Ce n'est qu'avec l'apparition d'un groupe de microbiologistes médicaux comme Robert Koch que cette thérapie, populaire depuis des millénaires, a finalement disparu de la médecine conventionnelle en Europe et en Amérique. En effet, on avait découvert des méthodes antibactériennes et anti-inflammatoires plus efficaces. Cependant, la saignée n'a pas complètement disparu.
La saignée est-elle vraiment efficace ?
En réalité, dès 1628, Harvey remettait fortement en question la saignée. La persistance de cette thérapie tient principalement à son utilité pratique. Bien qu'elle ait disparu de la médecine conventionnelle occidentale, elle demeure présente dans le domaine des médecines complémentaires, où elle joue un rôle dans le traitement de certaines maladies ou pour répondre à certains besoins.
Les recherches sur la saignée ont confirmé son efficacité pour réduire l'inflammation des organes, abaisser la température corporelle, alléger le travail du cœur et stimuler le système immunitaire. Ceux qui nient catégoriquement la saignée sont trop extrêmes, et ceux qui attribuent ses effets à une simple « réaction d'urgence » ont une vision superficielle.
Alan Gurdon, coureur de fond, souffrait de fatigue et de douleurs au genou avant de se préparer pour le marathon transsaharien. Après consultation médicale, on lui a diagnostiqué une hémochromatose.Cette maladie est causée par un taux élevé de fer dans le sang. L'excès de fer s'accumule dans l'organisme, endommageant les articulations et les organes, et dans les cas les plus graves, pouvant entraîner la mort par insuffisance cardiaque. Le traitement le plus simple consiste en des saignées régulières. Gordon suit ce traitement et son organisme a retrouvé un nouvel équilibre. En avril 2006, il a terminé le Marathon du Désert.
Il pourrait y avoir une raison génétique à la superstition persistante des Européens concernant les saignées. Environ un Européen sur huit est porteur du gène HFE (gène candidat de l'hémochromatose héréditaire), et cette proportion atteint même 25 % chez les Européens de l'Ouest.

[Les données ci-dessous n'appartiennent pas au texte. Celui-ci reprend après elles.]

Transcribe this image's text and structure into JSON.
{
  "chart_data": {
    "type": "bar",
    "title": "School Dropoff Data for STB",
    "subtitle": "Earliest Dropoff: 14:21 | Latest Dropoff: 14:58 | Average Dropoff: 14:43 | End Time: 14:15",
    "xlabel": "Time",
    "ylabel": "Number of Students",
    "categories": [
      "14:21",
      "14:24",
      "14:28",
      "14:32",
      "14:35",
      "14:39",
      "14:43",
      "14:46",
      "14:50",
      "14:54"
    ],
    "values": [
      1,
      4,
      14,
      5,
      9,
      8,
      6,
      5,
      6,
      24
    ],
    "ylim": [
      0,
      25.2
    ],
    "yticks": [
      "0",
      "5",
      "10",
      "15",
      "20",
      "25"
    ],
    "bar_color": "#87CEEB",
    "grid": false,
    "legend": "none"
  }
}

Selon certaines statistiques, on compte environ une personne atteinte d'hémochromatose sur 200 en Europe. Des recherches complémentaires ont également montré que l'hémochromatose se déclare plus tardivement chez les femmes, et que leurs menstruations mensuelles expliquent pourquoi la maladie ne se manifeste souvent qu'après la ménopause.

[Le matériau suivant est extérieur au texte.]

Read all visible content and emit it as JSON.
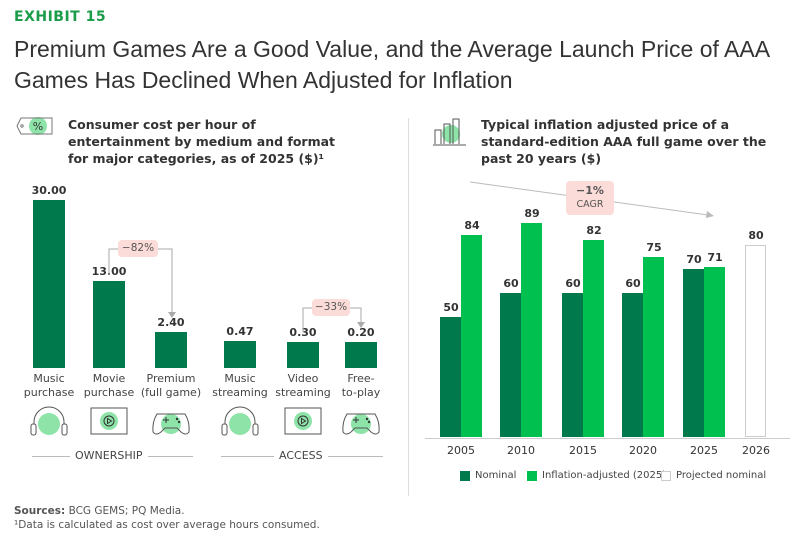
{
  "exhibit": "EXHIBIT 15",
  "title": "Premium Games Are a Good Value, and the Average Launch Price of AAA Games Has Declined When Adjusted for Inflation",
  "chart_data": [
    {
      "type": "bar",
      "title": "Consumer cost per hour of entertainment by medium and format for major categories, as of 2025 ($)¹",
      "categories": [
        "Music purchase",
        "Movie purchase",
        "Premium (full game)",
        "Music streaming",
        "Video streaming",
        "Free-to-play"
      ],
      "values": [
        30.0,
        13.0,
        2.4,
        0.47,
        0.3,
        0.2
      ],
      "labels": [
        "30.00",
        "13.00",
        "2.40",
        "0.47",
        "0.30",
        "0.20"
      ],
      "groups": [
        {
          "name": "OWNERSHIP"
        },
        {
          "name": "ACCESS"
        }
      ],
      "annotations": [
        "−82%",
        "−33%"
      ]
    },
    {
      "type": "bar",
      "title": "Typical inflation adjusted price of a standard-edition AAA full game over the past 20 years ($)",
      "categories": [
        "2005",
        "2010",
        "2015",
        "2020",
        "2025",
        "2026"
      ],
      "series": [
        {
          "name": "Nominal",
          "values": [
            50,
            60,
            60,
            60,
            70,
            null
          ]
        },
        {
          "name": "Inflation-adjusted (2025)",
          "values": [
            84,
            89,
            82,
            75,
            71,
            null
          ]
        },
        {
          "name": "Projected nominal",
          "values": [
            null,
            null,
            null,
            null,
            null,
            80
          ]
        }
      ],
      "annotation": {
        "value": "−1%",
        "label": "CAGR"
      }
    }
  ],
  "colors": {
    "nominal": "#007a4d",
    "inflation": "#00c150",
    "accent": "#1a9c4a"
  },
  "footer": {
    "sources_label": "Sources:",
    "sources": " BCG GEMS; PQ Media.",
    "note": "¹Data is calculated as cost over average hours consumed."
  }
}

La saignée reste difficile à abandonner car, outre son efficacité à combattre certaines infections bactériennes et à améliorer la viscosité sanguine et la vitesse de circulation dans les capillaires, elle est également bénéfique pour les personnes souffrant d'hypertension, ayant subi une intervention chirurgicale ou en convalescence. En médecine traditionnelle chinoise, remplacer la saignée par incision des veines au bistouri par la saignée par piqûre des vaisseaux collatéraux à l'aide d'aiguilles à trois tranchants représente un choix judicieux, alliant avantages et inconvénients.
saignée et piqûre
Influencée par différentes cultures, la médecine a connu des développements variés. En médecine occidentale, le pape Galien considérait que le sang, produit par le corps humain, était souvent en excès ; la saignée était donc appropriée pour tous les patients, y compris ceux souffrant d'hémorragies ou de faiblesse. Ses idées ont profondément influencé la pratique occidentale de la saignée, qui consiste à inciser les veines pour y pratiquer la « respiration veineuse ». Les médecins chinois, quant à eux, estiment que le sang est précieux et ne doit pas être gaspillé. C'est pourquoi, en acupuncture, la saignée devrait être qualifiée de « piqûre ». Le Huangdi Neijing affirme : « Ceux qui percent les vaisseaux collatéraux percent les petits vaisseaux collatéraux », « Wan Chen les retire, et le sang s'écoule ». On constate ainsi une différence avec la conception de Galien. L'acupuncture se distingue non seulement des saignées occidentales par la perte de sang qu'elle engendre, mais elle est également pratiquée selon une théorie complète des méridiens et des points d'acupuncture, ainsi que selon une théorie de différenciation et de traitement des syndromes, avec des contre-indications et des indications strictes.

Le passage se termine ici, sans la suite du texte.